In a proposal that broadcasters said was a surprise, President Obama called for a raise in the federal minimum wage to $9 per hour, up from the current $7.25. He justified the proposal by calling out the disgrace that it truly is when a person works all week and still makes less than a living wage. Of course, many workers and worker’s advocates support the move.
“But today, a full-time worker making the minimum wage earns $14,500 a year,” he said (transcript courtesy of PolicyMic). Even with the tax relief we’ve put in place, a family with two kids that earns the minimum wage still lives below the poverty line. That’s wrong. That’s why, since the last time this Congress raised the minimum wage, nineteen states have chosen to bump theirs even higher.”
The proposal would increase the minimum wage in stages through 2015. The last time there was a raise in the minimum wage was 2007, says CNN. The outlet quotes Bureau of Labor stats that put the number of people earning the minimum wage at 5.8 million, or about 5.2 percent, not counting workers like maids, who get a fixed weekly wage.
No sooner had the words left his mouth did economists and others begin the debate about whether this is a good idea.
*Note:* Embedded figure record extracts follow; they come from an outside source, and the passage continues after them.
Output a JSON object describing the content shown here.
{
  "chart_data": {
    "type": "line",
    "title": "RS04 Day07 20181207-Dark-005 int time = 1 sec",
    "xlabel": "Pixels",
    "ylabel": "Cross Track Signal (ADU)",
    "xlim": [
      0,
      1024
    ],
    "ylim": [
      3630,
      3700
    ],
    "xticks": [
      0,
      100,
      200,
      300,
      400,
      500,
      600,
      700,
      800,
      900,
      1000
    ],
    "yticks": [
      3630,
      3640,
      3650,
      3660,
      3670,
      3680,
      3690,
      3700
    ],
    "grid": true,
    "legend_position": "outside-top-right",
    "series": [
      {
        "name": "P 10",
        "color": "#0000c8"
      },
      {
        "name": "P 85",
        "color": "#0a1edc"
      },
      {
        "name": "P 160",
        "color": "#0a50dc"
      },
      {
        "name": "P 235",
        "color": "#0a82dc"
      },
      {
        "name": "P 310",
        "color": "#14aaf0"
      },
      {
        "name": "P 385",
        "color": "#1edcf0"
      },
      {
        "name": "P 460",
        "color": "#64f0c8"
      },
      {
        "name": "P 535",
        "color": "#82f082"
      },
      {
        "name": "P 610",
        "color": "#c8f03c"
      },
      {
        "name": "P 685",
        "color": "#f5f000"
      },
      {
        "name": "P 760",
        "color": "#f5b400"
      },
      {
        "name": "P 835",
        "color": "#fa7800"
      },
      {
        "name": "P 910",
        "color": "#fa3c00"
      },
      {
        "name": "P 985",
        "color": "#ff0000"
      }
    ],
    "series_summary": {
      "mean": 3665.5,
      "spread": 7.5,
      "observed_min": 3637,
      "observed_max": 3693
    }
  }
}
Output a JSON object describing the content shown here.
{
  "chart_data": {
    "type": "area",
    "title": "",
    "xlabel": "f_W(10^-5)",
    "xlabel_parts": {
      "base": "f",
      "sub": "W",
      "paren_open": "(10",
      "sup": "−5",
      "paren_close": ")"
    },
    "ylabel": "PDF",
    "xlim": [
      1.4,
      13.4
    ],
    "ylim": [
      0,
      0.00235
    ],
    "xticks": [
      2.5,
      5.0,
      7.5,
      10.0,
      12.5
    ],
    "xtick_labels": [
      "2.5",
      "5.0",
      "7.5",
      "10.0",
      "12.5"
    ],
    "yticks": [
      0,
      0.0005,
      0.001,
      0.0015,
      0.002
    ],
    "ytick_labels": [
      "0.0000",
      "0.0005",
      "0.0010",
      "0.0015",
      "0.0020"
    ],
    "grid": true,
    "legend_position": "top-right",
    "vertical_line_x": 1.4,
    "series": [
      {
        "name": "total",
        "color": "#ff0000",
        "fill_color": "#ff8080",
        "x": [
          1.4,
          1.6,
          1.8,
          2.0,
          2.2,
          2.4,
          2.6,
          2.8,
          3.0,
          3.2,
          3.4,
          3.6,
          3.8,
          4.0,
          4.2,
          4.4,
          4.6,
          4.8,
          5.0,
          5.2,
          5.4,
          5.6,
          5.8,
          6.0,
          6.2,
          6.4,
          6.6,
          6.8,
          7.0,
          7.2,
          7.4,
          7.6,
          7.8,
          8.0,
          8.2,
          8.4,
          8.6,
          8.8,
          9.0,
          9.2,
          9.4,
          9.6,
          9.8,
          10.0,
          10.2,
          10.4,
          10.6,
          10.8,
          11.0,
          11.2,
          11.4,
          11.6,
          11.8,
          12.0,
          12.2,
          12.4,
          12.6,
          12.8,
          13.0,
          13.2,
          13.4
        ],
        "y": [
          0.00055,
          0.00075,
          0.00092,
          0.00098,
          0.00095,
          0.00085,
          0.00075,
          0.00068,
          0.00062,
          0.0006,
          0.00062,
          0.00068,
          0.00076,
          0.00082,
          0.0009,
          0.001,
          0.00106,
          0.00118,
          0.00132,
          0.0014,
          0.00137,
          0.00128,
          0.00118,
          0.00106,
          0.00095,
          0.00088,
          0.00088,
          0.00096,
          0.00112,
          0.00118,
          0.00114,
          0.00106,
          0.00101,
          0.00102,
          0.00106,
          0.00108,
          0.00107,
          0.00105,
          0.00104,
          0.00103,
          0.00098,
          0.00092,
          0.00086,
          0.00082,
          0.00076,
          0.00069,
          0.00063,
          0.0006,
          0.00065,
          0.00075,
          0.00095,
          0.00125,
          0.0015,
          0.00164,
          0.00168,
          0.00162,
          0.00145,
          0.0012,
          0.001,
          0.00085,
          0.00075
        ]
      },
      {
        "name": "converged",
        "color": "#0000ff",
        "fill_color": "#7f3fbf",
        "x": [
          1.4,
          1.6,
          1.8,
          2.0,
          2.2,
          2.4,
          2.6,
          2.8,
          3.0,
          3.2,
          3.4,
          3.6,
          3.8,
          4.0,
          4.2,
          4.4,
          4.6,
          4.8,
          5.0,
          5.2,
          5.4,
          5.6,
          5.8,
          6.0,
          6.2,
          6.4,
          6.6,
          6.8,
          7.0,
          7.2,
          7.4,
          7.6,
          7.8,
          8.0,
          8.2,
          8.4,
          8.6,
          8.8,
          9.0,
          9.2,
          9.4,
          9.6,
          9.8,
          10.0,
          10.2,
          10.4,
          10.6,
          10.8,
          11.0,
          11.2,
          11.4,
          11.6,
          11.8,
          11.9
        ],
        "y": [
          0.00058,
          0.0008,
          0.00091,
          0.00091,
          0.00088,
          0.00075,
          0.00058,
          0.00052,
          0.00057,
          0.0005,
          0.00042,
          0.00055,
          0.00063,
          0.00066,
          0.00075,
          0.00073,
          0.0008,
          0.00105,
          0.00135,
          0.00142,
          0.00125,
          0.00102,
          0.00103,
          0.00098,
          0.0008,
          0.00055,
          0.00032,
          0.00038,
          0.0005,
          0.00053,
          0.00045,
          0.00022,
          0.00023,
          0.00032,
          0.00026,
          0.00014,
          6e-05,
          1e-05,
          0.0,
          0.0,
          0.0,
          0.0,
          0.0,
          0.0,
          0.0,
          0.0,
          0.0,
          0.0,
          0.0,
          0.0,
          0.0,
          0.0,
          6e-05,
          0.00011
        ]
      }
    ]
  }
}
On its face, of course we want hard-working people to be in a more stable financial position. But some say that there are other considerations that could end up making the higher wage a negative.
“[E]mployer groups say that raising the federal minimum wage would cost jobs, and hiking state rates doesn’t help reduce poverty,” writes CNN. “Studies have projected a loss of at least 467,500 positions were the hourly rate to go up to $9.80, according to the Employment Policies Institute, which advocates for employers. The most recent boost meant that 114,000 fewer teens had jobs.” A previous bill to raise the minimum wage to $9.80 by 2014 stalled. The article says that if the minimum wage kept up with the cost of living, it would actually be $10.56 per hour.
That sentiment is seconded by The Wall Street Journal, which says that Republicans and business groups will oppose the pay hike. There are some who say that raising the minimum wage will increase spending by those earning more money. Others say it will lead to job cuts as employers lay off workers they can no longer afford. Still others say that if you’re trying to alleviate poverty, this will have a very limited impact, and will benefit higher-income earners in a kind of trickle-up effect.
“The White House wants to force wealthier Americans to pay higher taxes by eliminating tax breaks, and it is now calling for wage increases for poorer Americans,” writes the Journal. “Many Republicans oppose raising taxes and oppose raising the minimum wage, but they could face a test in their new public campaign to appeal to middle-class and low-income Americans.” The President was quick to point out that a minimum wage increase was also supported by Mitt Romney.
The effort to raise the minimum wage comes at a time when there are some signs of economic recovery — stock market highs and employers hiring — and there is a need to offer support to lift people out of poverty. The Journal says that the poverty rate in this country is at 15.9 percent, or 48.5 million in 2011. Reuters quotes some business owners and experts who say that it’ll actually put teenagers, immigrants, and those lacking skill out of work.
Those arguments in opposition bring up the bigger problem of education and creating a skilled workforce that can earn a living in this modern marketplace. That’s where other issues like universal pre-school, beefing up jobs in the energy sector, and making college more affordable become critical pieces of the entire puzzle.